1905 U.S. Open

Tournament information
- Dates: September 21–22, 1905
- Location: South Hamilton, Massachusetts
- Course: Myopia Hunt Club
- Organized by: USGA
- Format: Stroke play − 72 holes

Statistics
- Field: 78, 57 after cut
- Cut: 175
- Winner's share: $200

Champion
- Willie Anderson
- 314

= 1905 U.S. Open (golf) =

The 1905 U.S. Open was the 11th U.S. Open, held September 21–22 at Myopia Hunt Club in South Hamilton, Massachusetts, northeast of Boston. Willie Anderson won his third consecutive U.S. Open title, and his record fourth overall, two strokes ahead of runner-up Alex Smith.

Smith was the co-leader with Stewart Gardner at 156 after the first 36 holes on Thursday. Following the third round on Friday morning, Smith led Anderson by a shot, but a third consecutive 80 in the afternoon dropped him to second place. Five strokes back after the second round, Anderson closed with 76 and 77 for 314, two strokes ahead of Smith. Scoring conditions at Myopia were very difficult; the lowest score posted was 75, by 1897 champion Joe Lloyd in the opening round. His next best was 83 in the third round.

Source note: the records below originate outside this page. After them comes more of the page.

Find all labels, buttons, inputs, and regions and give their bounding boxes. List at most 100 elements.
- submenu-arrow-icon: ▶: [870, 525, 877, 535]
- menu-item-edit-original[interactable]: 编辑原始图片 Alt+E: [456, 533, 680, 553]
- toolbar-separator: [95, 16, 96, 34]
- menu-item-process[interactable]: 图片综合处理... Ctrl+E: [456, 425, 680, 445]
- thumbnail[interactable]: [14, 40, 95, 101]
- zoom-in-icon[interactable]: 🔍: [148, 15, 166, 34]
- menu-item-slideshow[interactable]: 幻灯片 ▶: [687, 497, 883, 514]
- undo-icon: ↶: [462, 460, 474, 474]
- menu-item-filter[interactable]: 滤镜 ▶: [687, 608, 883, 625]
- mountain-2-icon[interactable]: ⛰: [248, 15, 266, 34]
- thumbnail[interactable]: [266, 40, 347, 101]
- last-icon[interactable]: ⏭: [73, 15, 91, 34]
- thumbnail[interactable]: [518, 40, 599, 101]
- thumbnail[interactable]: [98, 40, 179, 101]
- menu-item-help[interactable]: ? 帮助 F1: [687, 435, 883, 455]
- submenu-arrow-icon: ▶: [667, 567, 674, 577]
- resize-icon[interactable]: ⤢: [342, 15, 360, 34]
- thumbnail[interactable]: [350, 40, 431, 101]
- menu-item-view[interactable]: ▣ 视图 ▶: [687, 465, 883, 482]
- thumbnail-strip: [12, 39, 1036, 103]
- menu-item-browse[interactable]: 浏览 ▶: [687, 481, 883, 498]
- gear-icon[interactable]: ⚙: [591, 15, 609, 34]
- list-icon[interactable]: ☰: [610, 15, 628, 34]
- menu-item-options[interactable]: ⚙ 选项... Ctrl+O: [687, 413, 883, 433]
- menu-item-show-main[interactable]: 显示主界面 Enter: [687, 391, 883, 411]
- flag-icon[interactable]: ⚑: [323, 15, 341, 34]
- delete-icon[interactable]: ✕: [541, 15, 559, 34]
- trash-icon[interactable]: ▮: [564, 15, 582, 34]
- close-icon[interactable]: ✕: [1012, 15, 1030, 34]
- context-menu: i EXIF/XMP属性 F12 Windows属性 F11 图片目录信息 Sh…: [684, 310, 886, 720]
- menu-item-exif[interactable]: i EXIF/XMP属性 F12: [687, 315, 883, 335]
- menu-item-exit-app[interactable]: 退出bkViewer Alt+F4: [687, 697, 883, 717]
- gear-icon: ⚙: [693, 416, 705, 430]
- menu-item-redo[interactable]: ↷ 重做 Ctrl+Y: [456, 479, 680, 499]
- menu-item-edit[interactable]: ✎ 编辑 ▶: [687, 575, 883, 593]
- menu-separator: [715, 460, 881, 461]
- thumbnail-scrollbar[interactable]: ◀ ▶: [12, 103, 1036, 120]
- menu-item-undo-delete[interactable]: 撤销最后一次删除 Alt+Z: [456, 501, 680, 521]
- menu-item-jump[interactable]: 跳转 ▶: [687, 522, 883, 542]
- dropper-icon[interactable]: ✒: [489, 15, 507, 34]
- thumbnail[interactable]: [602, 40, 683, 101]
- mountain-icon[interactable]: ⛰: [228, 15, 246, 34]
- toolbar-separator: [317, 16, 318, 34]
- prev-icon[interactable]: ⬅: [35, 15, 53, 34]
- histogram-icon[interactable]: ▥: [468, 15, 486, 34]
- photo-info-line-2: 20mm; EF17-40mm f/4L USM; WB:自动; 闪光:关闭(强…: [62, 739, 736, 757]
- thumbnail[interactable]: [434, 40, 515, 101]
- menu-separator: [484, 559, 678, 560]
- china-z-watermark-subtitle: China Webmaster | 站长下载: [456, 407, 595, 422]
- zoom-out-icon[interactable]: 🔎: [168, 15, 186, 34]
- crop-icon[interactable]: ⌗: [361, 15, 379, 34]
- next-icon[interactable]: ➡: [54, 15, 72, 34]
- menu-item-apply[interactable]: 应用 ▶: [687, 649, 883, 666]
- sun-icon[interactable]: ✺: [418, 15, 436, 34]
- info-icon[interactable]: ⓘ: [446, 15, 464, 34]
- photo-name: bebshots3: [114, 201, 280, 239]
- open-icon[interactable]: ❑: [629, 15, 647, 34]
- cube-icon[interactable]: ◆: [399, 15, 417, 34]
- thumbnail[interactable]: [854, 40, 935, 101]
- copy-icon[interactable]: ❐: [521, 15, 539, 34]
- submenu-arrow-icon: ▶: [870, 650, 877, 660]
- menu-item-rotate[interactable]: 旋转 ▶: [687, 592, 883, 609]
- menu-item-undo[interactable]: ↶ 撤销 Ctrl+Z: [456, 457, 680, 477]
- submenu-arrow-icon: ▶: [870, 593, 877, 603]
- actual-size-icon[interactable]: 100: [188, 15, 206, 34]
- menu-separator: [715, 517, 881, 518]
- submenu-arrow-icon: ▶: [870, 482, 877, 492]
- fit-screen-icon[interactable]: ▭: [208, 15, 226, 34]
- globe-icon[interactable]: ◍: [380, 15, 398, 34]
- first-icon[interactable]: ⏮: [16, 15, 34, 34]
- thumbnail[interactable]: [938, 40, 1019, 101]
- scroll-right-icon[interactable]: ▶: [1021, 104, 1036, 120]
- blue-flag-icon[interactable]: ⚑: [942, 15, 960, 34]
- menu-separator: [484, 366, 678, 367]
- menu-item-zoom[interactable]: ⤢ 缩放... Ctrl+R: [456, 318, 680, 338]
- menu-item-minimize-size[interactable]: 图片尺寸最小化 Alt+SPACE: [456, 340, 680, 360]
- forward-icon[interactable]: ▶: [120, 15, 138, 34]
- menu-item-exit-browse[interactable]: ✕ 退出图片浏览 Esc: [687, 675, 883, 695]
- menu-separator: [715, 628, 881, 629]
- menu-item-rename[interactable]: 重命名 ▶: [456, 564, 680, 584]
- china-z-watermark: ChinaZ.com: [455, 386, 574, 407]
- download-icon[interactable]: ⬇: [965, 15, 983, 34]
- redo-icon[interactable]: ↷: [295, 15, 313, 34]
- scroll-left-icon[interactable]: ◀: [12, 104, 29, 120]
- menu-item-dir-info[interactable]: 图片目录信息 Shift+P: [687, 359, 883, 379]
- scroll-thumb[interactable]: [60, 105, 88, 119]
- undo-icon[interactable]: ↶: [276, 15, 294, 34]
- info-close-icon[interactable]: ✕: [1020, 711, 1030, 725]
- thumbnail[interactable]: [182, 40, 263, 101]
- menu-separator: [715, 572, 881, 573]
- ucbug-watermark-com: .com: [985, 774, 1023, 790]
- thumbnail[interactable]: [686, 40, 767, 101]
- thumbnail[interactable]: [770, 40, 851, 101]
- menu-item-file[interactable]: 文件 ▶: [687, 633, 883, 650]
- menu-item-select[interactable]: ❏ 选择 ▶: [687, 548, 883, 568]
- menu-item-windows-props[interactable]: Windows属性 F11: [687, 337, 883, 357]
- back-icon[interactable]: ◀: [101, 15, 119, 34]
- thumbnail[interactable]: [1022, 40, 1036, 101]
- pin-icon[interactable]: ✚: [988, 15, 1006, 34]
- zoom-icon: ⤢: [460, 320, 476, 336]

Anderson's feat of three consecutive U.S. Open titles remains unmatched, while his four wins were later equaled by three others: Bobby Jones, Ben Hogan, and Jack Nicklaus. Anderson played in the next five editions with three top-five finishes and was eleventh in his last appearance in 1910; he died four months later at age 31.

==Round summaries==
===First round===
Thursday, September 22, 1905 (morning)

| Place | Player | Score |
| 1 | ENG Joe Lloyd | 75 |
| 2 | SCO Alex Smith | 76 |
| 3 | SCO Stewart Gardner | 78 |
| T4 | SCO Peter Robertson | 79 |
SCO Alec Ross
| T6 | SCO Fred McLeod | 80 |
SCO James Maiden
ENG Bernard Nicholls
SCO Harry Turpie
| T10 | SCO Willie Anderson | 81 |
ENG Percy Barrett
SCO Fred Mackenzie
John Mackie
USA Tom McNamara
USA Bob Peebles
Arthur Smith
USA Walter Travis (a)
SCO George Turnbull
ENG Bert Way

Source:

===Second round===
Thursday, September 22, 1905 (afternoon)

| Place | Player | Score |
| T1 | SCO Stewart Gardner | 78-78=156 |
| SCO Alex Smith | 76-80=156 |
| T3 | SCO Alex Campbell | 82-76=158 |
| ENG Gilbert Nicholls | 82-76=158 |
| Arthur Smith | 81-77=158 |
| 6 | SCO Peter Robertson | 79-80=159 |
| 7 | USA Tom McNamara | 81-79=160 |
| T8 | SCO Willie Anderson | 81-80=161 |
| ENG Percy Barrett | 81-80=161 |
| ENG Joe Lloyd | 75-86=161 |
| USA Walter Travis (a) | 81-80=161 |

Source:

===Third round===
Friday, September 22, 1905 (morning)

| Place | Player | Score |
| 1 | SCO Alex Smith | 76-80-80=236 |
| 2 | SCO Willie Anderson | 81-80-76=237 |
| T3 | ENG Percy Barrett | 81-80-77=238 |
| SCO Alex Campbell | 82-76-80=238 |
| Arthur Smith | 81-77-80=238 |
| 6 | SCO Peter Robertson | 79-80-81=240 |
| T7 | SCO Stewart Gardner | 78-78-85=241 |
| USA Walter Travis (a) | 81-80-80=241 |
| T9 | SCO George Cumming | 85-82-75=242 |
| ENG Gilbert Nicholls | 82-76-84=242 |

Source:

===Final round===
Friday, September 22, 1905 (afternoon)

| Place | Player | Score | Money ($) |
| 1 | SCO Willie Anderson | 81-80-76-77=314 | 200 |
| 2 | SCO Alex Smith | 76-80-80-80=316 | 150 |
| T3 | ENG Percy Barrett | 81-80-77-79=317 | 113 |
| SCO Peter Robertson | 79-80-81-77=317 |
| 5 | SCO Stewart Gardner | 78-78-85-77=318 | 80 |
| 6 | SCO Alex Campbell | 82-76-80-81=319 | 70 |
| T7 | SCO Jack Hobens | 82-80-81-78=321 | 45 |
| ENG Gilbert Nicholls | 82-76-84-79=321 |
| 9 | SCO George Cumming | 85-82-75-81=323 | 30 |
| 10 | SCO Arthur Smith | 81-77-80-86=324 | 25 |

Source:

Amateurs: Lockwood (325), Travis (325).